地理的な、あるいは言語の差を乗り越えて、本当にデジタルが繋いでいける。ランゲージ・ディフィカルティーズなどのいろいろな困難を乗り越えて、本当の意味で人と人が繋がっていく社会を、デジタル化によってできればよりよい社会になるはずです。
あまりイデオロギーや宗教などで揉めない日本ならば、多様な価値観や個性を繋いでいくハブの機能を文化的にも果たせるはずです。

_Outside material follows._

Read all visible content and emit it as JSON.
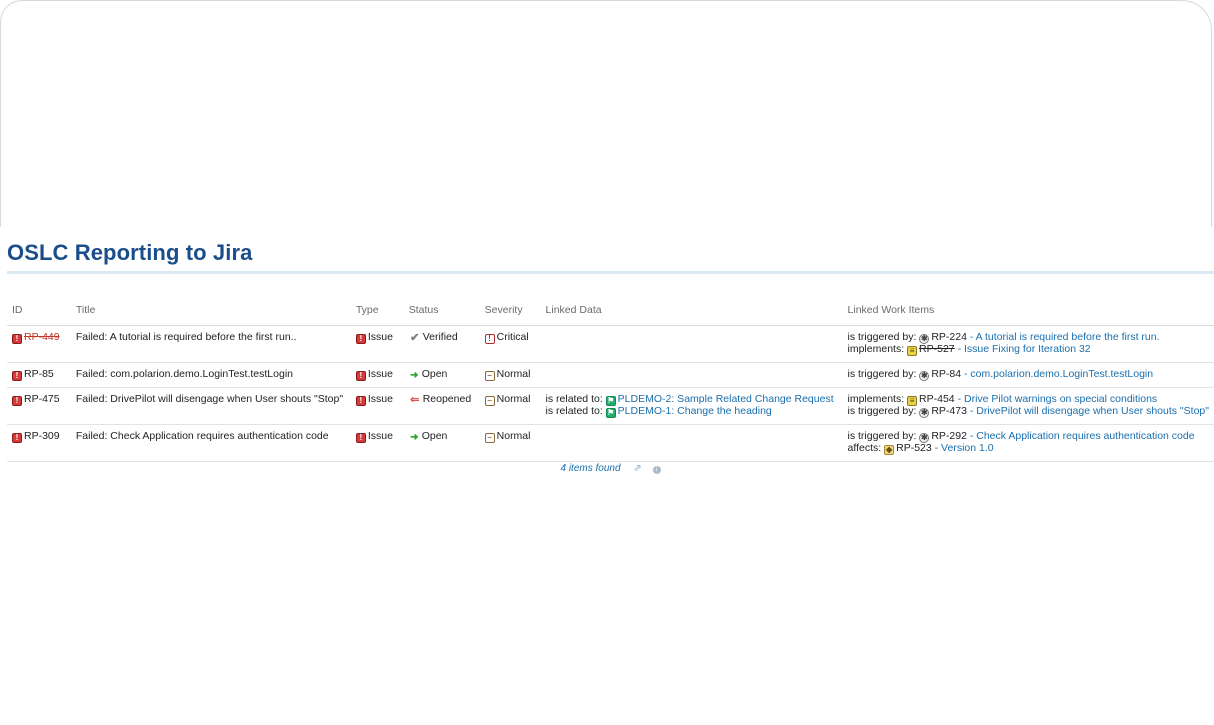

本当の意味で、デジタル社会のラブ・アンド・ピースみたいなものを実現できて、それを主導できる立場に、日本の若者はいます。だからそういった価値観や使命を持って、今後は世界のデジタル社会をリードしていくデジタル人材やデジタルリーダーが出てくると思いますし、期待したいですね」
取材後記

冒頭の「一所懸命」という言葉は、玉木雄一郎氏のホームページトップに記載されている「ふるさとが好きだから、一所懸命」より拝借した。
もともと領地を命がけで守ることに由来する言葉であるため、ふるさととの相性も抜群だ。
これからの国民民主党、および玉木雄一郎氏の「対決より解決」NEXT STEPにもぜひ期待をしたい。